Beginning in late July, the first signal appeared, predicting a downward breakout. This was what is known as a Bollinger squeeze, a narrowing range within the Bollinger bands. This lasted through the first three weeks of August, then GE's price broke through support on a downward trend with runaway gaps. It culminated with the Aug. 24 decline, but on that day, in contrast to the very large lower shadow, the stock price moved up. And the following day, price was once again operating within the area between the lower and middle bands.
A second Bollinger squeeze formed between Sept. 14 and Sept. 18. However, instead of forming in the lower section of the bands, this one formed between the middle and upper bands. Does this look like a bullish forecast?
By itself, the Bollinger squeeze is not reliable enough. It needs strong confirmation. But this was provided by the trend in the moving average convergence divergence. During the long period of consolidation, the two MACD averages were above the signal line until July 1. Both averages then moved beneath the signal line and remained there until Sept. 18. On that day, the 12-day average reached the signal line, and both averages had been trending higher since the beginning of September.

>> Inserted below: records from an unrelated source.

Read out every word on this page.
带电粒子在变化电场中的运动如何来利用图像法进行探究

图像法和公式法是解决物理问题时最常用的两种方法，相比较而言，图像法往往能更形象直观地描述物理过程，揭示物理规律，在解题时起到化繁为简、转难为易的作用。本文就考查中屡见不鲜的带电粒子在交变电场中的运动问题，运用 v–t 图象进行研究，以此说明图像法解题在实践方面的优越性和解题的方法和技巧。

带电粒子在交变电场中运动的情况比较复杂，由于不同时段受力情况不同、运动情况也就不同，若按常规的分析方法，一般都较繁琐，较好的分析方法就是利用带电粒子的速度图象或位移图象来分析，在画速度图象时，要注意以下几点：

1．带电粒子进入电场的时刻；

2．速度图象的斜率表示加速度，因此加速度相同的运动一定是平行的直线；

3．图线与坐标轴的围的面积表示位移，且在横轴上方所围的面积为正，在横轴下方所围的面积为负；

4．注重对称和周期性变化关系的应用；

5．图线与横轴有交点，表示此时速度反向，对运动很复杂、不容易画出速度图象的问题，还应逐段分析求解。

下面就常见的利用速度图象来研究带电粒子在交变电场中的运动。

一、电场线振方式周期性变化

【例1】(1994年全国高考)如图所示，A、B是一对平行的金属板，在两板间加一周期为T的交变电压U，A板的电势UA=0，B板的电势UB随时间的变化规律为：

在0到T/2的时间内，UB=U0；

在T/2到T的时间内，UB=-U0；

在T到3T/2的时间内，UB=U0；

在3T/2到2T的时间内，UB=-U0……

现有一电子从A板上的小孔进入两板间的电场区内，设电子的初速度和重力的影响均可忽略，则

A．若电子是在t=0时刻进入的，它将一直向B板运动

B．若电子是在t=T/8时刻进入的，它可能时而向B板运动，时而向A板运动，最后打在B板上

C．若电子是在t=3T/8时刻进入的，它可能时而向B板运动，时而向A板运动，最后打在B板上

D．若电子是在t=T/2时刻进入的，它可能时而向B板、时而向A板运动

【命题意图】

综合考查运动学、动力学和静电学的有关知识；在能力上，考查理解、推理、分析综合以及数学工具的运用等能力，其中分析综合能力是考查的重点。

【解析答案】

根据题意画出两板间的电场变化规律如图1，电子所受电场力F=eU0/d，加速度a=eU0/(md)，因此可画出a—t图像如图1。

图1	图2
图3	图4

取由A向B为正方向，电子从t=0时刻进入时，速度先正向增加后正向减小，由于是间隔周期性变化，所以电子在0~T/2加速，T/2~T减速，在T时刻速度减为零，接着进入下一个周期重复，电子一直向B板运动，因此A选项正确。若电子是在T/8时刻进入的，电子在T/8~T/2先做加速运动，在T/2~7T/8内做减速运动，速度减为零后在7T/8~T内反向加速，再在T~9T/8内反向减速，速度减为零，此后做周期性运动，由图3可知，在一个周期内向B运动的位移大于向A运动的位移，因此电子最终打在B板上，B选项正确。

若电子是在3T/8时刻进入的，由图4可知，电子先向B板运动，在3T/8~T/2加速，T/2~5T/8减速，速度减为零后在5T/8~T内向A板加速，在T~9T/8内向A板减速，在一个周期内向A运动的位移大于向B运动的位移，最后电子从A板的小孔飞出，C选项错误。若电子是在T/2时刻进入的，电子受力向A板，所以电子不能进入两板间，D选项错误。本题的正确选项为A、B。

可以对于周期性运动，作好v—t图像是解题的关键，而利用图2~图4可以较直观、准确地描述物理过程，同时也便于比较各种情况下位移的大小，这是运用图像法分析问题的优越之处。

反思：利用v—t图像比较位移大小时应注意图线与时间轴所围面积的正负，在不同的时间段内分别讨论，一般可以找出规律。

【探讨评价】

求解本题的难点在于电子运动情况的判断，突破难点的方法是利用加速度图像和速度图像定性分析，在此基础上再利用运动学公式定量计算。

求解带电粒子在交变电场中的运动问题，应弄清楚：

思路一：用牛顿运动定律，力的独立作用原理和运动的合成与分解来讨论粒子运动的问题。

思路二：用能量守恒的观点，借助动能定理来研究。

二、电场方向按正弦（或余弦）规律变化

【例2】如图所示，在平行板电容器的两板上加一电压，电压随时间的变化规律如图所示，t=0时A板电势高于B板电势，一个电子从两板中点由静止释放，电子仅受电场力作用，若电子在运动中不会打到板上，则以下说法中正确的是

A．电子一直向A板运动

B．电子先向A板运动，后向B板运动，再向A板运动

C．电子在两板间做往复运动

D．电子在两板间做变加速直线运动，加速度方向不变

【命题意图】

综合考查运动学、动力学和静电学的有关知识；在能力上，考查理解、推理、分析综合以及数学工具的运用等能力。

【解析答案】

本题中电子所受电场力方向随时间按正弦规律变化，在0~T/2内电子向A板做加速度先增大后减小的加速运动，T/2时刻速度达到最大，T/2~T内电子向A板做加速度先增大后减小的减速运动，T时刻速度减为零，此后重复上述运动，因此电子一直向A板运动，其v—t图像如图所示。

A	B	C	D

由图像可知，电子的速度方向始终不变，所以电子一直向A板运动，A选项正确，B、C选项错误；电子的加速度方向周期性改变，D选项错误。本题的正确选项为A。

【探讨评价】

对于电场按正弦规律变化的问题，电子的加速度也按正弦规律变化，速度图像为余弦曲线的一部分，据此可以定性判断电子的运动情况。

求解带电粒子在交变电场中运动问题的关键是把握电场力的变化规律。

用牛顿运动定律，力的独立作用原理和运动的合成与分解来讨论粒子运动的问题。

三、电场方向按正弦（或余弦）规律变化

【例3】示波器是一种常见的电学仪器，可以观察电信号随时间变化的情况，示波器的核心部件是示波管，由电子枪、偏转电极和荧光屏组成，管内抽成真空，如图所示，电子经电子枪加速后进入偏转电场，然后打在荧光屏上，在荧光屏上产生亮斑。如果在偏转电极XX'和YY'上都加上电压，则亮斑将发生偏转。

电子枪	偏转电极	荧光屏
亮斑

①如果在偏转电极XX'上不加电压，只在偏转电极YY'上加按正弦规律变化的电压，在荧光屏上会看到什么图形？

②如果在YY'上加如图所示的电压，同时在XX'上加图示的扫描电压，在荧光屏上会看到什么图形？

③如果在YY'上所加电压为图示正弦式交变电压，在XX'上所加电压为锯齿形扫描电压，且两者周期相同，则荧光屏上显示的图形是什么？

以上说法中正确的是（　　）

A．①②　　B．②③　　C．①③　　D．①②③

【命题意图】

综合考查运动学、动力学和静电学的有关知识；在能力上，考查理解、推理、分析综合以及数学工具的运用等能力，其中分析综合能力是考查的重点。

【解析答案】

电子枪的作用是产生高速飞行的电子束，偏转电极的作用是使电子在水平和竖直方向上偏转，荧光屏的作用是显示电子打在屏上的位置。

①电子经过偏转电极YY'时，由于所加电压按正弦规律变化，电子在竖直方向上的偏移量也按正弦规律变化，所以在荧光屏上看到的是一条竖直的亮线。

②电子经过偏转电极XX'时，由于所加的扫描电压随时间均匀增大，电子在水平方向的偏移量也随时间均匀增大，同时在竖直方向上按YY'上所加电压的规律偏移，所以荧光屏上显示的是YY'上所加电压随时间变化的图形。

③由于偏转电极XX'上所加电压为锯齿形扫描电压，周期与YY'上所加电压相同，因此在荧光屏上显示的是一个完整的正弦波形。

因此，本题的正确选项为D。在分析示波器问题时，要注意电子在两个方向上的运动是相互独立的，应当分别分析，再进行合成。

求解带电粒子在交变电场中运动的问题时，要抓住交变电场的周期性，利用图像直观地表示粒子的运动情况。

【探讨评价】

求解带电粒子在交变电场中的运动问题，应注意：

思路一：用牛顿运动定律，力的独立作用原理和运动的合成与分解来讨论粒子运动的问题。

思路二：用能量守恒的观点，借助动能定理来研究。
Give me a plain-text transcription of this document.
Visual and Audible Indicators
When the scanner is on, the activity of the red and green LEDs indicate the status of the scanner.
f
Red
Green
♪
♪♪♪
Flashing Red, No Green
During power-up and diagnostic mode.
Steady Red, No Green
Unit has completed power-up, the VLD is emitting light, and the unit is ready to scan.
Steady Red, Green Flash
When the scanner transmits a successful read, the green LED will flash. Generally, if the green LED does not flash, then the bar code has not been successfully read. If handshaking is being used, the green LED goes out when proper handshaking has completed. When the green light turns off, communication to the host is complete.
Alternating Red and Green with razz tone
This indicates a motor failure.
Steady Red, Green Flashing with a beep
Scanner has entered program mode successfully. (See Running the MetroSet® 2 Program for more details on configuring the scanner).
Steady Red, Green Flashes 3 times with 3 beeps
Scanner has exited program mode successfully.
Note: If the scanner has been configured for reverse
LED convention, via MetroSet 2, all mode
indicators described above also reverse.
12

If the MACD lines both move above the signal line, it is a bullish confirmation of the latest Bollinger squeeze, and would be a forecast of price moving into higher territory. This could mean a bullish trend or just a return to the consolidation between $26 per share and $27 per share.
If the MACD averages do move above the signal line, however, it would be a prudent time to make a modest options swing trade, using by buying call options or selling put options. The long call is pure speculation, since time works against the long side. Selling the put, however, brings money to you instead of requiring you to spend money buying an option. And the market risk profile of the uncovered put is identical to that of the covered call. Given the historical low volatility and consolidation trend for GE, the short put looks like a good strategy, assuming MACD confirms the Bollinger squeeze.
This article is commentary by an independent contributor. At the time of publication, the author held no positions in the stocks mentioned.